Is standing out from the crowd, being different or unique, a thing? I mean is this something you should strive for in your marketing?
I’ve written before that one should be different, but not too different. But really, WHY be different?
People often want to present a unique perspective in their marketing.
And you know, it isn’t a bad idea. And yes, it can be overdone. But let’s understand why it might be a good idea.
NOTICE THIS!
The first thing marketing has to do, is get noticed.
I think you’ll agree, if no one notices you’re communicating, your marketing will have no effect. Like the little boy crying in his crib while his parents play music loudly in the living room, it is a waste of lung power.

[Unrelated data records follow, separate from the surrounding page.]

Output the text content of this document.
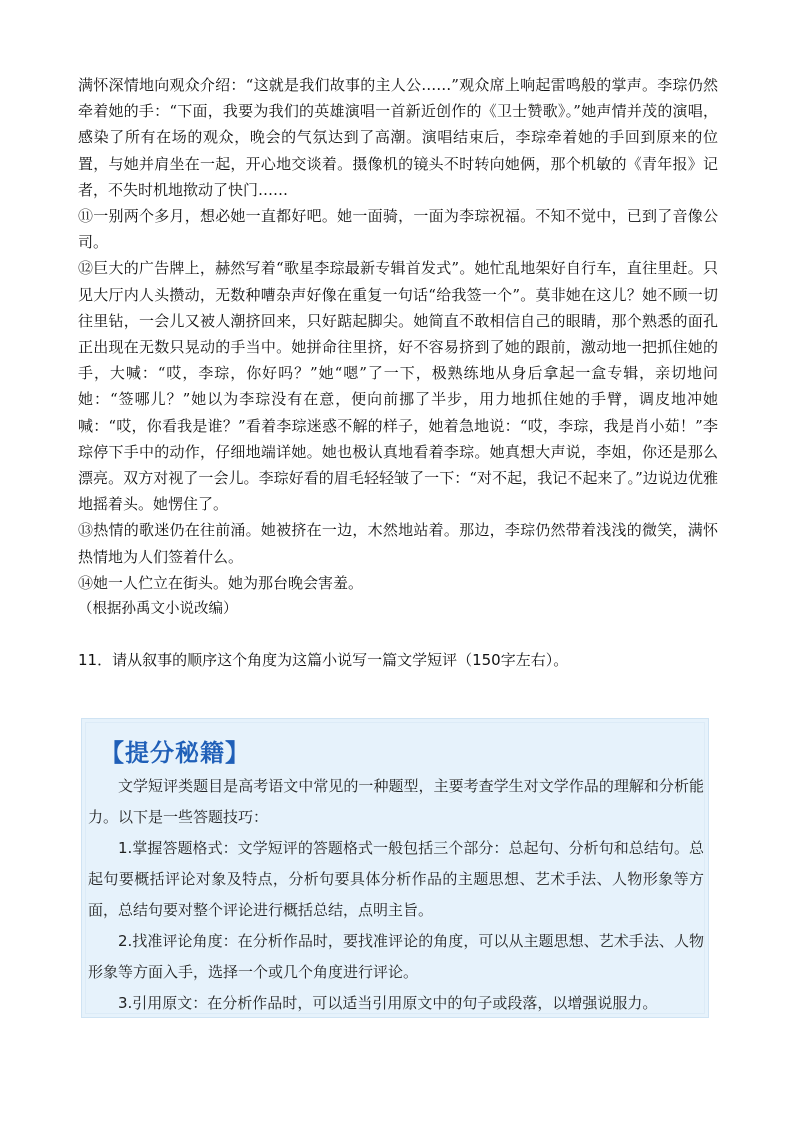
满怀深情地向观众介绍：“这就是我们故事的主人公……”观众席上响起雷鸣般的掌声。李琮仍然牵着她的手：“下面，我要为我们的英雄演唱一首新近创作的《卫士赞歌》。”她声情并茂的演唱，感染了所有在场的观众，晚会的气氛达到了高潮。演唱结束后，李琮牵着她的手回到原来的位置，与她并肩坐在一起，开心地交谈着。摄像机的镜头不时转向她俩，那个机敏的《青年报》记者，不失时机地揿动了快门……

⑪一别两个多月，想必她一直都好吧。她一面骑，一面为李琮祝福。不知不觉中，已到了音像公司。

⑫巨大的广告牌上，赫然写着“歌星李琮最新专辑首发式”。她忙乱地架好自行车，直往里赶。只见大厅内人头攒动，无数种嘈杂声好像在重复一句话“给我签一个”。莫非她在这儿？她不顾一切往里钻，一会儿又被人潮挤回来，只好踮起脚尖。她简直不敢相信自己的眼睛，那个熟悉的面孔正出现在无数只晃动的手当中。她拼命往里挤，好不容易挤到了她的跟前，激动地一把抓住她的手，大喊：“哎，李琮，你好吗？”她“嗯”了一下，极熟练地从身后拿起一盒专辑，亲切地问她：“签哪儿？”她以为李琮没有在意，便向前挪了半步，用力地抓住她的手臂，调皮地冲她喊：“哎，你看我是谁？”看着李琮迷惑不解的样子，她着急地说：“哎，李琮，我是肖小茹！”李琮停下手中的动作，仔细地端详她。她也极认真地看着李琮。她真想大声说，李姐，你还是那么漂亮。双方对视了一会儿。李琮好看的眉毛轻轻皱了一下：“对不起，我记不起来了。”边说边优雅地摇着头。她愣住了。

⑬热情的歌迷仍在往前涌。她被挤在一边，木然地站着。那边，李琮仍然带着浅浅的微笑，满怀热情地为人们签着什么。

⑭她一人伫立在街头。她为那台晚会害羞。

（根据孙禹文小说改编）

11．请从叙事的顺序这个角度为这篇小说写一篇文学短评（150字左右）。
【提分秘籍】

文学短评类题目是高考语文中常见的一种题型，主要考查学生对文学作品的理解和分析能力。以下是一些答题技巧：

1.掌握答题格式：文学短评的答题格式一般包括三个部分：总起句、分析句和总结句。总起句要概括评论对象及特点，分析句要具体分析作品的主题思想、艺术手法、人物形象等方面，总结句要对整个评论进行概括总结，点明主旨。

2.找准评论角度：在分析作品时，要找准评论的角度，可以从主题思想、艺术手法、人物形象等方面入手，选择一个或几个角度进行评论。

3.引用原文：在分析作品时，可以适当引用原文中的句子或段落，以增强说服力。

I’ve mentioned this often enough in regard to repetition.
Repetition is usually necessary to get noticed.
But, besides repetition, there are two ways that being different can contribute to being noticed.
GRAY GOO
Scientists who like to speculate about the future of the universe have a scenario of the possible end of time. As a result of something called entropy, all differences in the universe disappear over a long enough amount of time. The result has been called “gray goo.” Nothing is noticeable because it is all the same.

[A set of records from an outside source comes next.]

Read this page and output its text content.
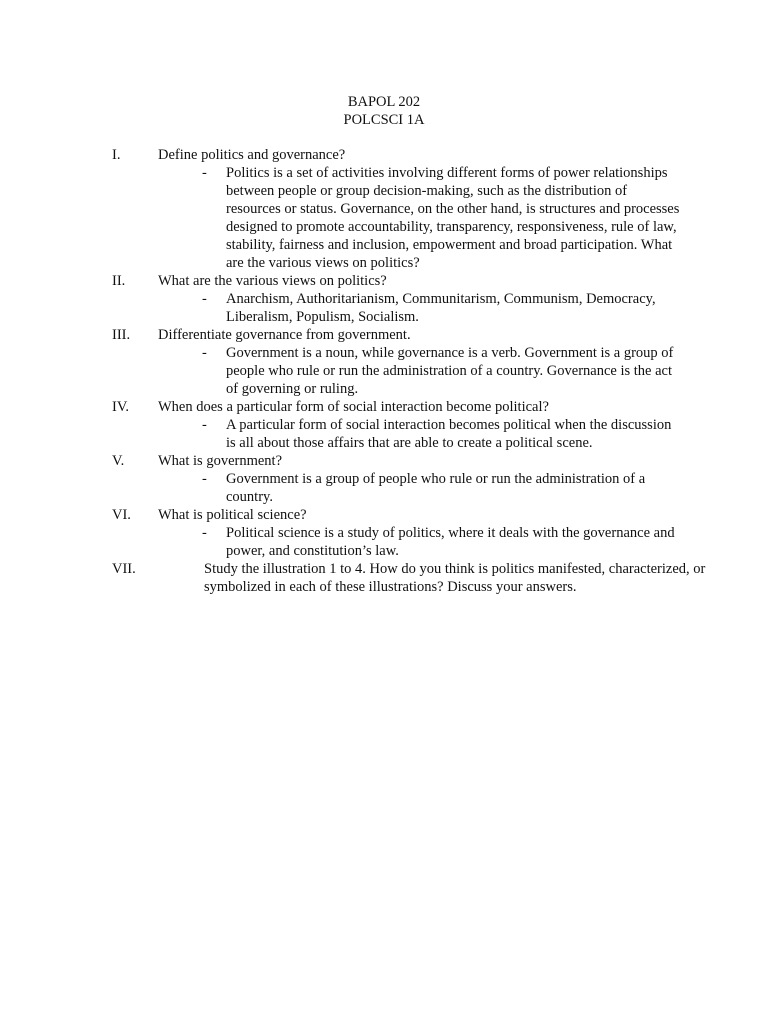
BAPOL 202
POLCSCI 1A
I.	Define politics and governance?
- Politics is a set of activities involving different forms of power relationships between people or group decision-making, such as the distribution of resources or status. Governance, on the other hand, is structures and processes designed to promote accountability, transparency, responsiveness, rule of law, stability, fairness and inclusion, empowerment and broad participation. What are the various views on politics?
II. What are the various views on politics?
- Anarchism, Authoritarianism, Communitarism, Communism, Democracy, Liberalism, Populism, Socialism.
III. Differentiate governance from government.
- Government is a noun, while governance is a verb. Government is a group of people who rule or run the administration of a country. Governance is the act of governing or ruling.
IV. When does a particular form of social interaction become political?
- A particular form of social interaction becomes political when the discussion is all about those affairs that are able to create a political scene.
V. What is government?
- Government is a group of people who rule or run the administration of a country.
VI. What is political science?
- Political science is a study of politics, where it deals with the governance and power, and constitution’s law.
VII.	Study the illustration 1 to 4. How do you think is politics manifested, characterized, or symbolized in each of these illustrations? Discuss your answers.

Well, you can get a kind of gray goo of marketing in an industry where everyone imitates everyone else. You got this effect in law firm websites. A company out in Los Angeles became the 600-pound gorilla of law firm website developers. Well, all their websites looked the same, and because they were so dominant, others imitated that style.
You know the look. Attorney, looking tough and competent, standing on the steps of the courthouse. Minor variations, but that became “the” attorney website look.
Some years ago, I met with an attorney trying to dominate online in his local area. I had him do a Google search on a key phrase, then go to the home pages of the first ten results.
Then I asked him to tell me anything particular he noticed about any of these ten websites.
He couldn’t, because they all basically looked the same.
If someone can’t remember your website or marketing as opposed to any of your competitors, that is not going to do you a lot of good. It can even benefit a competitor. They see your website or digital ads and it just reinforces the presence of your larger competitor. So they get more calls. “Oh yeah, I saw their ad last week.” Only it was yours.
SHEER VISIBILITY
The other reason is to get noticed at all. We’re not talking repetition or competition. If every ad sounds the same, looks the same – uses the same words – now you really get the gray goo effect. Your marketing communication just doesn’t break through to the level of being noticed.
WAYS TO BE DIFFERENT
There are a lot of ways to be different. Color scheme is a good one. If we are doing rack cards – the advertising cards for tourist attractions you find in hotel lobbies – we survey the main colors being used by the other cards. If everyone is doing red, we do blue or yellow. Your card will get noticed all out of proportion to the one card in 50 it is.
Another fruitful area for differentiation is slogans or taglines. Most slogans fail through sheer boredom.
Slogans can fail for just being too common, even to the point of multiple companies in an industry using the same or very similar slogans. Now which company uses “Best service” or are they the ones that promise “first-rate service?” Wake me up when the commercial is over.
DON’T BE SHY
I’m not going to beat the dead horse on not being too different. For one thing, the error is usually not being different enough.
People get all shy and nervous and don’t want to be too wild. 99% of the time people aren’t different or dramatic enough.
You are, after all, trying to get noticed.
Amazon, from the start, ran on the “world’s largest bookstore.” I don’t know if it was ever even true, but no one else was claiming it.
Dramatic. Different. Memorable.
You could do worse in your marketing.